How to Talk to a Climate Skeptic: Responses to the most common skeptical arguments on global warming
‘What about mid-century cooling?’–No one said CO2 is the only climate influence
(Part of the How to Talk to a Global Warming Skeptic guide)
Objection: There was global cooling in the ’40s, ’50s, and ’60s, even while human greenhouse-gas emissions were rising. Clearly, temperature is not being driven by CO2.
Answer: None of the advocates of the theory of anthropogenic global warming claim that CO2 is the only factor controlling temperature in the ocean-atmosphere climate system. It is a large and complex system, responsive on many different timescales, subject to numerous forcings. AGW only makes the claim that CO2 is the primary driver of the warming trend seen over the last 100 years. This rise has not been smooth and steady — nor would it be expected to be.

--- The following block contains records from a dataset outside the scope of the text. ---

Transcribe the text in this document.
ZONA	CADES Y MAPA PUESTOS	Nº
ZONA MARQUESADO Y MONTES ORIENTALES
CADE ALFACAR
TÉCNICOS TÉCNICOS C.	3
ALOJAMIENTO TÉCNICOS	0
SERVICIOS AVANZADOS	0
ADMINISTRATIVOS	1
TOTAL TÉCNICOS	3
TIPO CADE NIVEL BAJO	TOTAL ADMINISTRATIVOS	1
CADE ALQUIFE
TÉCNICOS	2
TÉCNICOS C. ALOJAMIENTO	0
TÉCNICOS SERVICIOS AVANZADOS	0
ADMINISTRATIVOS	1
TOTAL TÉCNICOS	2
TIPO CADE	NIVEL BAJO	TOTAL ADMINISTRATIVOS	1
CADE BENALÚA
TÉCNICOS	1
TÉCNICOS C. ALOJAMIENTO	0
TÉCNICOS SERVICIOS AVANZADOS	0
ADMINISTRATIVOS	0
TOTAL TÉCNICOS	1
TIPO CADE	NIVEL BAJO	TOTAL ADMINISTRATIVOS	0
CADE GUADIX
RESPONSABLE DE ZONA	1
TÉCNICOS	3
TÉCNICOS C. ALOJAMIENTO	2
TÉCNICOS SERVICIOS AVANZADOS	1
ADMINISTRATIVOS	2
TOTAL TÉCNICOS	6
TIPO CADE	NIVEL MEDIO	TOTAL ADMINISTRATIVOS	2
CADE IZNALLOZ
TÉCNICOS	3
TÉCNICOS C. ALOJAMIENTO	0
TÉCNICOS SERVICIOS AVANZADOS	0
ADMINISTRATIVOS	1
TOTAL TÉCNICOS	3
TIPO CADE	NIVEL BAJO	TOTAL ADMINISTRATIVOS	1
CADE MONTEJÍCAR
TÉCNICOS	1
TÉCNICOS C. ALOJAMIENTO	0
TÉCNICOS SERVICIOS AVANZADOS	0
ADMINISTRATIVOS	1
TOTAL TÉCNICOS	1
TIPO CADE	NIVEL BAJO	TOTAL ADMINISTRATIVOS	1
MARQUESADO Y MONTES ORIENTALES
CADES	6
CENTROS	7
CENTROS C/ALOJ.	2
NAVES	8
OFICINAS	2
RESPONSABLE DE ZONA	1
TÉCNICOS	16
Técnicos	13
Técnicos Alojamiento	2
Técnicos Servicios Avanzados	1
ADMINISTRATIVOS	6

If you look at the temperature record for the 1990s, you’ll notice a sharp drop in ’92, ’93, and ’94. This is the effect of massive amounts of SO2 ejected into the stratosphere by Mount Pinatubo’s eruption. That doesn’t mean CO2 took a holiday and stopped influencing global temperatures; it only means that the CO2 forcing was temporarily overwhelmed by another, opposite forcing.
The situation is similar to the cooling seen in the ’40s and ’50s. During this period, the CO2 warming (a smaller forcing at the time) was temporarily overwhelmed by by other factors, perhaps foremost among them an increase in human particulates and aerosol pollution. Pollution regulations and improved technology saw a decrease in this latter kind of emissions over the ’60s and ’70s, and as the air cleared, the CO2 signal again emerged and took over. Below, courtesy of Global Warming Art, is an image of the current understanding of the factors and their influence for the climate of the past century.
As the graph shows, in addition to aerosol pollution (the sulphate line), volcanic influences were increasingly negative during the period of global cooling, and solar forcing slightly declined. All forcings taken together and run through the model are a very good match for the observations. (Please see the source page for details of what model and what study this image is derived from.)
Rather than confounding the climate consensus, mid-century cooling is actually a good test for the climate models, one they are passing quite convincingly.
Addendum: The opposing effect of cooling from airborne pollutants is often referred to as “Global Dimming“, and Real Climate has a couple of articles on it:
One emerging concern is that as the pollution causing this effect is gradually cleaned up, we may see even greater greenhouse gas warming.